Relevant Parliamentary Questions answered in the first quarter of 2022

1. Medical Devices Regulation

On 9 November, Lars Patrick Berg (ECR, Germany) tabled a question on the medical devices’ regulation. The MEP asked what resources the Commission is providing to affected manufacturers and authorized bodies to cover the rising costs, how, in the Commission’s opinion, should the downward trend in healthcare for EU citizens, and in particular smaller patient populations, be compensated for, and what measures does the Commission envisage to ensure that existing products that have proved to be safe and efficient are not subject to unnecessary additional certification.

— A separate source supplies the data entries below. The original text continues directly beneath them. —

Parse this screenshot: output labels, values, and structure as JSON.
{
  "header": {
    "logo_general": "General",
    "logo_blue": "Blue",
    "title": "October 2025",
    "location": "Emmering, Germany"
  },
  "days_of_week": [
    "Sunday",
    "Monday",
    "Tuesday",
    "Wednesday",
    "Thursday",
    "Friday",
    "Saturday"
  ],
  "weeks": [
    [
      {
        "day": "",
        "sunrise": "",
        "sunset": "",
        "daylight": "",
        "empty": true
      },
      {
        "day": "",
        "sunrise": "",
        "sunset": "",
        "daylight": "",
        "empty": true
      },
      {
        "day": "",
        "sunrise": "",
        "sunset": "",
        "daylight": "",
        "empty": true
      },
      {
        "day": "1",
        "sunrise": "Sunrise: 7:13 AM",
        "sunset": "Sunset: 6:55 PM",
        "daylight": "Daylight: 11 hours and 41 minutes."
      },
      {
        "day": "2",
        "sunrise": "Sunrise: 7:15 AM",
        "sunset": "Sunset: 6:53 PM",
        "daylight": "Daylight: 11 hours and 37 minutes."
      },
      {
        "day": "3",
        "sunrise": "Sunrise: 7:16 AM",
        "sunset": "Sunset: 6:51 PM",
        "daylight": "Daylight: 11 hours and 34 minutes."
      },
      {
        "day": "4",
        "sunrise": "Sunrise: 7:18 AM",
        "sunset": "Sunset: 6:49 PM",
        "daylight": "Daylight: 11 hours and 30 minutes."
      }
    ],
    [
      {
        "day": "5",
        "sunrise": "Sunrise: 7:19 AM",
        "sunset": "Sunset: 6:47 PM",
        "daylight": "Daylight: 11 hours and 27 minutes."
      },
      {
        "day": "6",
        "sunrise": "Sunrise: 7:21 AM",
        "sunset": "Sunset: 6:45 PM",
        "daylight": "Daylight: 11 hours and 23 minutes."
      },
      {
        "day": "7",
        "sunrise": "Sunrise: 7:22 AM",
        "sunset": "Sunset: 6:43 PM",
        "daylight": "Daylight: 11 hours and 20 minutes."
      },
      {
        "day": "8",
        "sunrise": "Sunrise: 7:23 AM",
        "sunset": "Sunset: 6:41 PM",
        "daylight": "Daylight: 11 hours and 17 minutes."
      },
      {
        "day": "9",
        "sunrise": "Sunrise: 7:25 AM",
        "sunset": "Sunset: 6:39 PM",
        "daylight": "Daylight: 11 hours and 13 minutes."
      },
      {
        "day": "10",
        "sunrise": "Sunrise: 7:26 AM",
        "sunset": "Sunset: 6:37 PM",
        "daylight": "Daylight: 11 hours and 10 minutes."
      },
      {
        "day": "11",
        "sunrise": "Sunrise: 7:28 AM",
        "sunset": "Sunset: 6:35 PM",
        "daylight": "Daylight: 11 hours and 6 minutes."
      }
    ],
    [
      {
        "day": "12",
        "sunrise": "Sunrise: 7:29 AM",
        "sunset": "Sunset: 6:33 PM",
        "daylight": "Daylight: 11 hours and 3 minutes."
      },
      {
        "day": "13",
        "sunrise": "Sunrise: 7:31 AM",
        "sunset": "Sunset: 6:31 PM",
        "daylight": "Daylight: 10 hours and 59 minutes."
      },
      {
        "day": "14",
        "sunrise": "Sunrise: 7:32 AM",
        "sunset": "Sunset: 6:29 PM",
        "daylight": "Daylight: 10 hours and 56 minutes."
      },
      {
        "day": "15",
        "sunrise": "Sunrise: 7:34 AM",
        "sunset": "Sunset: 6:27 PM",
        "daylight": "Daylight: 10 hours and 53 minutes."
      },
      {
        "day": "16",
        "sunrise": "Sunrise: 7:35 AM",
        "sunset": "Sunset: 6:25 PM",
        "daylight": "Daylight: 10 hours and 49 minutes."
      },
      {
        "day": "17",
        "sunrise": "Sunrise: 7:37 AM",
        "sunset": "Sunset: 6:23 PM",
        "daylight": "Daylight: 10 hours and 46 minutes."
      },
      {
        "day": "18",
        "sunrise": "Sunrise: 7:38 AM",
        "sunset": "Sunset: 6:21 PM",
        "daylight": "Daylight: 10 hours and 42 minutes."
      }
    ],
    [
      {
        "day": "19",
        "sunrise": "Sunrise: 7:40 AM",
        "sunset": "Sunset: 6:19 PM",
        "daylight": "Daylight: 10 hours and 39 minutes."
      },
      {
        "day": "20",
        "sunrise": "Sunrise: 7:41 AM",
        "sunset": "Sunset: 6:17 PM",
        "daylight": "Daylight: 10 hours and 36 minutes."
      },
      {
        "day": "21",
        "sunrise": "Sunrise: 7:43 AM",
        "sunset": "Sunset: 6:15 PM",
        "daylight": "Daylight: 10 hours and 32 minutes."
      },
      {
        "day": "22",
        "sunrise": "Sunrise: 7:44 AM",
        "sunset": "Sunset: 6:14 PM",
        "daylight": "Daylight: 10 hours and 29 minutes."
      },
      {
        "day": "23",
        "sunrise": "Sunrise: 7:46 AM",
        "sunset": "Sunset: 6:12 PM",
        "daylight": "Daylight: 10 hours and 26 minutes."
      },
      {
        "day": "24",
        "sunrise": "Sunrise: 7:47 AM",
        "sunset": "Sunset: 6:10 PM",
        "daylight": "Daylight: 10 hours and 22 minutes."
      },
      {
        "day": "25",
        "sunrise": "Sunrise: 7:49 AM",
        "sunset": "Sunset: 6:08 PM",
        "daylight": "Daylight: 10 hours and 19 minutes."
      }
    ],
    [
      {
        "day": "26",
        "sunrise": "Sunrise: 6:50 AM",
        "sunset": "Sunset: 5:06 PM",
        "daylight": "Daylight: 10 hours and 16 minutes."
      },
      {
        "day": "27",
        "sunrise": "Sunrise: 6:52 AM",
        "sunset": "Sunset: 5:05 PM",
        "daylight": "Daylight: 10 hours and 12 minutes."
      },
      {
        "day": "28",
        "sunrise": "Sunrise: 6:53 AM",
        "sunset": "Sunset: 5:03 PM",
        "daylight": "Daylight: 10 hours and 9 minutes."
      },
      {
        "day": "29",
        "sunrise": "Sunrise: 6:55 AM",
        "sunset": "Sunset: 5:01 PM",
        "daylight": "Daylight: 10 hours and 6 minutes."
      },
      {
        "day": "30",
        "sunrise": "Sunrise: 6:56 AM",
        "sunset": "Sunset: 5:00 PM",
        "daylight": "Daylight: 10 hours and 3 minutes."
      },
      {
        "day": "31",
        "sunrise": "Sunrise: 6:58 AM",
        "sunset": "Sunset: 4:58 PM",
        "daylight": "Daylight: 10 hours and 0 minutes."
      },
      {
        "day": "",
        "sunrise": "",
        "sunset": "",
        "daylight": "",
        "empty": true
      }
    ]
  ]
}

On 12 January, Commissioner Kyriakides responded that the Commission recognizes that the use of MDR is a challenging task for the entire sector, which can lead to the extra costs involved with device certification. Ms. Kyriakides also remarked that according to Article 120 of the MDR, during a transition period until May 2024 devices that follow the previous Directives 90/385/EEC or 93/42/EEC may be placed on the market, under certain conditions to minimize the burden and cost of devices lawfully marketed under such regulations, the MDR exempts them from the obligation to make clinical inquiries if their clinical assessment is supported by sufficient clinical data. She also highlighted that the Commission provides descriptive information to all interested parties, including specific newsletters and publications, and supports the development of MDCG guidance documents. In addition, the EU4Health program provides funding to improve health in the EU, including the availability and affordability of medical devices.

2. Use of medicines to treat COVID-19 and the risk of antimicrobial resistance

On 9 November, Joanna Kopcińska (ECR, Poland) tabled a question on the use of medicines to treat COVID-19 and the risk of antimicrobial resistance. The MEP asked, if the Commission will carry out assessments of how the use of medicines to treat COVID-19 impacts the development of antimicrobial resistance.

On 17 January, Ms. Kyriakides responded to this question that tackling antimicrobial resistance (AMR) is a high priority for the Commission. The COVID-19 pandemic stressed the need of having effective antimicrobials that must be used prudently. The Commission does not currently plan to evaluate how the use of drugs to treat coronavirus affects the development of AMR. She remarked how the European Centre for Disease Prevention and Control (ECDC) published its Annual Epidemiological Report on the antimicrobial consumption in the EU the report notes that despite the pandemic, most countries in the EU and the European Economic Area recorded a significant reduction in the consumption of antibacterials between 2019 and 2020 in both public areas and hospitals. In addition, she added that, the European Medicines Agency recently published an article on the coronavirus and its impact on AMR. Ms. Kyriakides remarked that alliance agencies routinely continue to monitor antibiotics given to coronavirus patients to optimize patient outcomes, minimize the risk of side effects, and assess long-term consequences such as increased AMR. She also highlighted that the Commission supports the use of evidence-based guidelines that promote the appropriate use of antibiotics for the treatment of coronavirus.

3. Carcinogenic substance in lateral flow test swabs

On 8 December, Ioannis Lagos(NI, Greece) tabled a question on the carcinogenic substance in lateral flow test swabs now that they have become mandatory and that after being tested in a laboratory in Cyprus a presence of a prohibited substance was detected. Lagos asked how the Commission intended to tackle this issue, since, according to the manufacturer this medical device has been tested for compliance with European legislation (Medical Device Regulation (EU) 2017/745).

On 14 February, Ms. Kyriakides answered that The European Chemicals Agency (ECHA) does not list ethylene oxide (EO) as a "prohibited substance" but explains the various uses of the substance "by buyers, in articles, by experts (widespread use), in formulating or repackaging, in industrial sites and in production". She remarked that swabs used in lateral flow tests can be sterilized with ethylene oxide. The manufacturer is responsible for ensuring compliance with the relevant EU legislation (Regulation (EU) 2017/745 on medical devices, which replaces Directive 93/42/EEC of 26 May 2021) regarding stability requirements and applicable performance, including allowable residual EO parameters in selected EO-sterilized medical devices.